You’ll want to rush out and buy it.
There’s no ‘sell by’ date
and you’ll never gain weight,
with my chocolate-dipped cotton ball diet!"
“Oh, pop, if you only but knew.
Someone got there before you.
An American feller
named Joseph Heller …
See, I’ve read Catch-22, too."
mabrndt Premium Member about 3 years ago
Lunch:
https://commons.wikimedia.org/wiki/File:Silvio_Fern%C3%A1ndez_Rodr%C3%ADguez-Bastos,_O_xantar,_1890,_Museo_de_Pontevedra.jpg
has info and links that point to more info about this painting.
Again, a larger strip image is shown by (⌘- or Ctrl-) clicking the image at
https://thatispriceless.blogspot.com/2021/11/masterpiece-2830.html
I have added a comment there (awaiting Mr. Melcher’s approval) pointing to the artist info I used to point to here. First work by this artist used here.
Call me Ishmael about 3 years ago
How can we tell it’s not dinner?
Graphicsdog about 3 years ago
The origination of the ‘pie in the face’ joke.
sparklite about 3 years ago
On the hottest day of July,
Maria is wondering why
she let this fool suade her,
forsaking the shade, for
watching an ostrich egg fry.
raybarb44 about 3 years ago
Inter Dimensional Time Travel Pizza. Never late or it’s free……
Indianapolis Smith about 3 years ago
Yes! Again! Your mud pies are just as good as the ones my Mom used to make!
Blatherskite about 3 years ago
“What do you mean you don’t see the face of Jesus in that piece of burned toast?! Why do you think I dragged it all the way out here? Look harder, Juan! It will make our fortune on e-bay.”

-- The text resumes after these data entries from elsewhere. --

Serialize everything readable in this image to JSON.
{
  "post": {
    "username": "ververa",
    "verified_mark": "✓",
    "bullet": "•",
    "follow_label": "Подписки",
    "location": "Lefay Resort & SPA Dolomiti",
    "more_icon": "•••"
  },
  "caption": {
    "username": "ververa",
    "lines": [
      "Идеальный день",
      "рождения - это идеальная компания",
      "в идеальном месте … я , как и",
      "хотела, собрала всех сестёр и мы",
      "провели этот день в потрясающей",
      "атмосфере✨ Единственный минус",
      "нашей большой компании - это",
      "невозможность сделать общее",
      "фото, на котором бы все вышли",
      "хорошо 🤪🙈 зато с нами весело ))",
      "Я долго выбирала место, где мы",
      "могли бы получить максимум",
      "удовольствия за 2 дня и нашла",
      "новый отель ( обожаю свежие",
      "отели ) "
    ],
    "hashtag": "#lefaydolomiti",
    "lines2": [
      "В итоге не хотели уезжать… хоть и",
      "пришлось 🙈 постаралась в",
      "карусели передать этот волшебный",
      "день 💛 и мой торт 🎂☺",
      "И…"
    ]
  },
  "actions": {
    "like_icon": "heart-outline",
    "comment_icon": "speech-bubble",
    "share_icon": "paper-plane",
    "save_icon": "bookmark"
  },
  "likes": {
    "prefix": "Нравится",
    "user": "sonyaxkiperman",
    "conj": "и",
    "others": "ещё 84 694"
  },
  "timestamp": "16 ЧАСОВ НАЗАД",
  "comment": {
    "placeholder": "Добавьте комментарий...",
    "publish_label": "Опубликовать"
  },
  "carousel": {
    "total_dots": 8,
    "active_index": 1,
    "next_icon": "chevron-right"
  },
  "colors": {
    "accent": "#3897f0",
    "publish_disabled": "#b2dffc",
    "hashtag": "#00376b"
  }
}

Solstice*1947 about 3 years ago
He had fought many bulls in his day. / Now retired, he pauses to pray. / Saying grace over lunch / he thanks God he can munch / criadillas, (bull’s testes sauté). /// Many toros he’d killed with his sword, / with a tail or an ear as reward. / Then one bull got him back / with a sudden attack. / And that’s how, in his groin, he was gored.
Running Buffalo Premium Member about 3 years ago
Maria patiently waiting her turn to use the dentures.